Should colleges and universities be thinking beyond ethnic, racial, gender, sexual orientation, and income diversity?
While it’s certainly not always easy or done well, most USA colleges and universities strive to admit a variety of ethnicities, under (and over) represented minorities, first-generation college students, first-generation Americans, and a balance of male and female students, who may or may not identify as LGBTQ.
What exactly is diversity? The term is derived from the Latin root, “diversus,” which translates to “various.” In educational terms, the word diversity often becomes interchangeable with “multicultural.” Colleges and universities often seek a diverse student body so that students of varying backgrounds can learn how to talk to each other and have opportunities to learn about others with different identities and experiences.
Why is diversity such a big deal? According to the Center for American Progress, more than half of all US babies born today are people of color, and according to the US census, by 2050, our nation will have no clear racial or ethnic majority. Furthermore, according to research studies by the American Council on Education, there are clear benefits for students when universities and colleges create an environment that not only exposes students to diverse cultures and communities but encourages interaction and communication.
But what about other kinds of diversity? Like … Diversity of Thought? Diversity of Learning Styles and Learning Differences and Behaviors? and Diversity of Interests and Majors? Could it be that students are beginning to look different on the outside, but their learning styles, behaviors, strengths, are all beginning to blur together and look the same?

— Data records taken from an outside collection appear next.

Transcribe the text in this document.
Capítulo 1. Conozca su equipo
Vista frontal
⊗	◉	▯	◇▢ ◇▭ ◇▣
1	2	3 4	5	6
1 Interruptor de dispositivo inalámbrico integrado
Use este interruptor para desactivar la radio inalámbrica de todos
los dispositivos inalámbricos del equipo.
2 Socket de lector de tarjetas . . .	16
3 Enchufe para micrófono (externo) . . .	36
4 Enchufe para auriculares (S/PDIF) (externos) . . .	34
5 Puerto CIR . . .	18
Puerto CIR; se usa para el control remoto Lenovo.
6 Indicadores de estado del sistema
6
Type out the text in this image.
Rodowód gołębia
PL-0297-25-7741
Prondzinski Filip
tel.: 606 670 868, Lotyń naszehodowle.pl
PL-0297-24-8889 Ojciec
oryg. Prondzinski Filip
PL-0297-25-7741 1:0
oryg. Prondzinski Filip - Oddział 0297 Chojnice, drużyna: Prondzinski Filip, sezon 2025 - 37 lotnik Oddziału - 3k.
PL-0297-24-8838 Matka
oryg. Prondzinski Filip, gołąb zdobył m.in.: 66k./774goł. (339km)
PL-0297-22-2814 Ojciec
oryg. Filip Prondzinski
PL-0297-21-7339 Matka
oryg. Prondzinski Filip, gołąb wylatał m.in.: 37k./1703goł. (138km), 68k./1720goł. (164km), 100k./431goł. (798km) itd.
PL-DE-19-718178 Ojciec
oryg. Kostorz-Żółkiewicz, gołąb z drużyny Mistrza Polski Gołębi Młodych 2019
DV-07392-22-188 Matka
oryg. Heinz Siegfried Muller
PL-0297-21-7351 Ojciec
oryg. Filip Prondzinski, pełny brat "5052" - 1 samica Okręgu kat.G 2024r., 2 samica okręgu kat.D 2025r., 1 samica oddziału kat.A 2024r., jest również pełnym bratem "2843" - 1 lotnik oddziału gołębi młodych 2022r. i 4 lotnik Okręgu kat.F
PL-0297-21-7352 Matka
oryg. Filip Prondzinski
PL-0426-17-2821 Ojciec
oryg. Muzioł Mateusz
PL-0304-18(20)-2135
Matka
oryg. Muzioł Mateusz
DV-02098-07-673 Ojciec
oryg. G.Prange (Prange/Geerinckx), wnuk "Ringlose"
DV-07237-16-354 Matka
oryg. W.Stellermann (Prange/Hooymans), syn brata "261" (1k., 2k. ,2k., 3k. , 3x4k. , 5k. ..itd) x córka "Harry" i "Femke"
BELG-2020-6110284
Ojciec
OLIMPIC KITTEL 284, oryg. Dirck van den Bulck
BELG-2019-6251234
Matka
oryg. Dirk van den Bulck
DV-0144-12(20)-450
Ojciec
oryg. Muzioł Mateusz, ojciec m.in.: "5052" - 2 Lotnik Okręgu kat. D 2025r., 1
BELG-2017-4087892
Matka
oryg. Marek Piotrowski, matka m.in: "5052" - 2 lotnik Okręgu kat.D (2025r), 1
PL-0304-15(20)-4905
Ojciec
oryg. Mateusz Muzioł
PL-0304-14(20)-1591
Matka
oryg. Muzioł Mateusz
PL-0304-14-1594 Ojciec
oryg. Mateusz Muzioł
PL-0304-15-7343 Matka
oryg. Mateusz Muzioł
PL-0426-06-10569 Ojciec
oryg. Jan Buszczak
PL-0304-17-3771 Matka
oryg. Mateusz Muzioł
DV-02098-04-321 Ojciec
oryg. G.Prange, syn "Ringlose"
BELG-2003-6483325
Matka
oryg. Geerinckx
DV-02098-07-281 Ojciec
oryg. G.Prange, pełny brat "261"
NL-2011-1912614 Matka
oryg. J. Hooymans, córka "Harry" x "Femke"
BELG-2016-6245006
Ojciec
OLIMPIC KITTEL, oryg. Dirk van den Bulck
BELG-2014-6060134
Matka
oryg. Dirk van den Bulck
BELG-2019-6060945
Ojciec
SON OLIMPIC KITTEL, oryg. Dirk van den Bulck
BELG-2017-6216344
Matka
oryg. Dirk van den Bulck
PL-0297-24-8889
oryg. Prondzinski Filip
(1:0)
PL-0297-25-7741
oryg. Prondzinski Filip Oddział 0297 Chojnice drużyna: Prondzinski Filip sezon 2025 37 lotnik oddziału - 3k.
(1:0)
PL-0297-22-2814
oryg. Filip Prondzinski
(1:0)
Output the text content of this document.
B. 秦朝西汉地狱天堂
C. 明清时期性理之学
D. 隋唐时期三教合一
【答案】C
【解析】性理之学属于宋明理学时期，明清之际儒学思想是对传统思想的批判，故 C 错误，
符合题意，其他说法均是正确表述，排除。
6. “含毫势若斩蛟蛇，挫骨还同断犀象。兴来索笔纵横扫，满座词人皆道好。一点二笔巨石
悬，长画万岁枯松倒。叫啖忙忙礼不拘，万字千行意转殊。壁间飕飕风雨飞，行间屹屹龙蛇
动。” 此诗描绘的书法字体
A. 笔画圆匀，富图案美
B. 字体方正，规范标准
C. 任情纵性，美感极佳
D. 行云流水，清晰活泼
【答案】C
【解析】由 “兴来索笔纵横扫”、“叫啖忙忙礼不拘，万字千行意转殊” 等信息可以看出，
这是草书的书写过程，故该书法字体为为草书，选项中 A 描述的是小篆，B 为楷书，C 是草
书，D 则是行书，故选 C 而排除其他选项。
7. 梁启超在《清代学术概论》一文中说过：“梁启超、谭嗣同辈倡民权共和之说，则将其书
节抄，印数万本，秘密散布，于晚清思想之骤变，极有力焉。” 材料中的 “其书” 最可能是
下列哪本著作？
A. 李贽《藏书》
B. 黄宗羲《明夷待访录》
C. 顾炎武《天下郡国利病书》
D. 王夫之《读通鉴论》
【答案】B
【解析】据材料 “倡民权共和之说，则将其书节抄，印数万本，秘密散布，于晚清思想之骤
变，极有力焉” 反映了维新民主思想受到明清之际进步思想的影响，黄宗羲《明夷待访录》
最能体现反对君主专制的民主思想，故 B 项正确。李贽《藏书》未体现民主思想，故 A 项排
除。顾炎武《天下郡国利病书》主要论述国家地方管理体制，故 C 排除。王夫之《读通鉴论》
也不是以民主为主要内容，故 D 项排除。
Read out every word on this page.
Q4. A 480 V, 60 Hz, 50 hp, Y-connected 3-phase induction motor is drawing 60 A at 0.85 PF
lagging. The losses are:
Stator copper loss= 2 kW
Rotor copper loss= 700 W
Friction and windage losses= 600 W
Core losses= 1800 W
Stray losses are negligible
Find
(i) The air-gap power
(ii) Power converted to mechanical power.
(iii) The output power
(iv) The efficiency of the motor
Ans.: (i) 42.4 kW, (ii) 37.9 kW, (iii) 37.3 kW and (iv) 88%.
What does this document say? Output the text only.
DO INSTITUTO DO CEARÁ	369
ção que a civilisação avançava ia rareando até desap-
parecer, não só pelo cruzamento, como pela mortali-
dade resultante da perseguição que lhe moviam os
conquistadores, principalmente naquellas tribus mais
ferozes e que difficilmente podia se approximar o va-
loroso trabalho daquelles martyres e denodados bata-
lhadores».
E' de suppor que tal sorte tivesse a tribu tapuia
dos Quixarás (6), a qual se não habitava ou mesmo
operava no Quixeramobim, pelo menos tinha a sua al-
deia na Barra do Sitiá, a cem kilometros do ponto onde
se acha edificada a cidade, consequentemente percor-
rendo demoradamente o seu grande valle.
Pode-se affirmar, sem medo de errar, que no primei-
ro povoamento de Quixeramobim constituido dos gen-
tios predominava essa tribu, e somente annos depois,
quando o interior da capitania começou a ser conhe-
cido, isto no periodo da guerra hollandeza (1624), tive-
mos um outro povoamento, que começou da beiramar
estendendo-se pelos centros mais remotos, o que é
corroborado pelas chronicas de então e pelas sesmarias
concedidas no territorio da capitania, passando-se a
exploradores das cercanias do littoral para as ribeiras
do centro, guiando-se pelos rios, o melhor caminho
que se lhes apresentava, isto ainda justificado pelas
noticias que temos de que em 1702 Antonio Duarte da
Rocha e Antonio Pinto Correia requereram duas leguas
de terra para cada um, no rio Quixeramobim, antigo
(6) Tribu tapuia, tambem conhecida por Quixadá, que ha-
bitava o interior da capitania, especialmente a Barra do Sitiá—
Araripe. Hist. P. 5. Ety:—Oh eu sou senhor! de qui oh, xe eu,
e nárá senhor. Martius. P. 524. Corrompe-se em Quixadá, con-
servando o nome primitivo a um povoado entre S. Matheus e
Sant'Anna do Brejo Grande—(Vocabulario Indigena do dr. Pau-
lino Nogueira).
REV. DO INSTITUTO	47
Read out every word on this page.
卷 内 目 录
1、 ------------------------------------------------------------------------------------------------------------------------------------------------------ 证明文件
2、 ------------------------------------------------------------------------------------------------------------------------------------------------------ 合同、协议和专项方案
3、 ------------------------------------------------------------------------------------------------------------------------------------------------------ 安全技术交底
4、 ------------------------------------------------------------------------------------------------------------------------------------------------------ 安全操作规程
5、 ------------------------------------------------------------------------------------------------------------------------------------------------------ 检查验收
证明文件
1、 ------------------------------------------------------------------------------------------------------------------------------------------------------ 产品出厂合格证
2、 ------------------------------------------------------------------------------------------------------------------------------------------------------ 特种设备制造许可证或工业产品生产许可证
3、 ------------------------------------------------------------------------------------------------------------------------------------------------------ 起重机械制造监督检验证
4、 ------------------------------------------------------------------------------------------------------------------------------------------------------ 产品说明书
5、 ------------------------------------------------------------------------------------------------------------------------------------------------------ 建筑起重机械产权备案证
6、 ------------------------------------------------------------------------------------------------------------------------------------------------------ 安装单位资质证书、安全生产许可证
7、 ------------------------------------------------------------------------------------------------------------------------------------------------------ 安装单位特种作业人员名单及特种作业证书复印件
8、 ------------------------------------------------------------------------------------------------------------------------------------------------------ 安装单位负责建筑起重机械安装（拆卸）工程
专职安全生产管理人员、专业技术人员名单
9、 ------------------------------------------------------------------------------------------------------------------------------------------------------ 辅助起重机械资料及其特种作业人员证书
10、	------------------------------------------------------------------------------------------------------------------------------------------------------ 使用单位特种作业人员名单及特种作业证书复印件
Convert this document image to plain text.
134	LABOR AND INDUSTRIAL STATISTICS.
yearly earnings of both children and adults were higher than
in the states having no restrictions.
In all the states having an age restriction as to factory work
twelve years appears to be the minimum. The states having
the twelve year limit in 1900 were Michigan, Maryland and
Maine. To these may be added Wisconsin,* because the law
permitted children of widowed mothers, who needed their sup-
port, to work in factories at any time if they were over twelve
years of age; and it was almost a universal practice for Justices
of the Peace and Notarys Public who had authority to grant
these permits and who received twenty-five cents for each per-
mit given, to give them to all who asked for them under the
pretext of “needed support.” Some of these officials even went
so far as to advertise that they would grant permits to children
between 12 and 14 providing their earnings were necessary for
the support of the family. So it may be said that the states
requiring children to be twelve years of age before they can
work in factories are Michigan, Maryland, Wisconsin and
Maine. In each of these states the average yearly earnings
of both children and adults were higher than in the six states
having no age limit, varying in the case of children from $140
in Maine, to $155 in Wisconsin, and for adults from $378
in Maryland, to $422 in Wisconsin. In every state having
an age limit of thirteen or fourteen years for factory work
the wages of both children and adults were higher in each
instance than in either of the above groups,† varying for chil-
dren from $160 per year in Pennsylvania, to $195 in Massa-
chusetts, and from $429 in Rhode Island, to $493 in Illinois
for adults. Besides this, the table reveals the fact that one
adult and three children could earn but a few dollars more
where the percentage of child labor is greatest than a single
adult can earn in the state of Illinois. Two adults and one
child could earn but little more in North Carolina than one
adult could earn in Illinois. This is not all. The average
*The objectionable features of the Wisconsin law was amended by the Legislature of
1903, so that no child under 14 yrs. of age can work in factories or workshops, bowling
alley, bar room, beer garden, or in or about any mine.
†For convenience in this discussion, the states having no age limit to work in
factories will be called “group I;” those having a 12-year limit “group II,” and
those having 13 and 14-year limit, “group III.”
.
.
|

Our students could be a rainbow of colors, an array of sexual orientations, a collage of cultures, and a variety of income distributions, but is the college admissions process creating cookie-cutter applicants nonetheless? When college admissions becomes focused on grades over other aspects of the application, I worry that we are creating a group of overworked and underplayed students who will do their never-ending homework, but at what cost to their mental health. And then, we call those students who can learn the material, but not want to take on the tedium of endless homework “lazy” or “slackers” when in fact, maybe, they are “balanced” and “happy.” Is a student body truly diverse if most students on campus are majoring in similar “practical, career-oriented, pre-professional” majors, no matter how many different languages can be heard on campus?
Don’t we want our students to be able to think about literature and art, as well as engineering and computer science? Are we not looking for creative problem-solvers? Do we want them to not only seek to solve technological and scientific problems, but also philosophical and humanitarian issues? In short, are we educating our students to become thinkers and problem solvers who understand the world around them or are training them for a future career? And does it have to be one – or the other? And maybe–just maybe–we can see the redeeming factors in that kid who might have slacked off a bit on his grades because he was so engaged in the world in a multitude of other ways than doing loads of homework. It seems to me that universities should be filled with a variety of student types.
Let’s encourage students to think differently, learn differently, and approach problems differently – no matter their skin color, native language, cultural or sexual identity. We know there is more than one way to solve a problem, so why not appreciate that approach in the classroom? What about diversity of thought?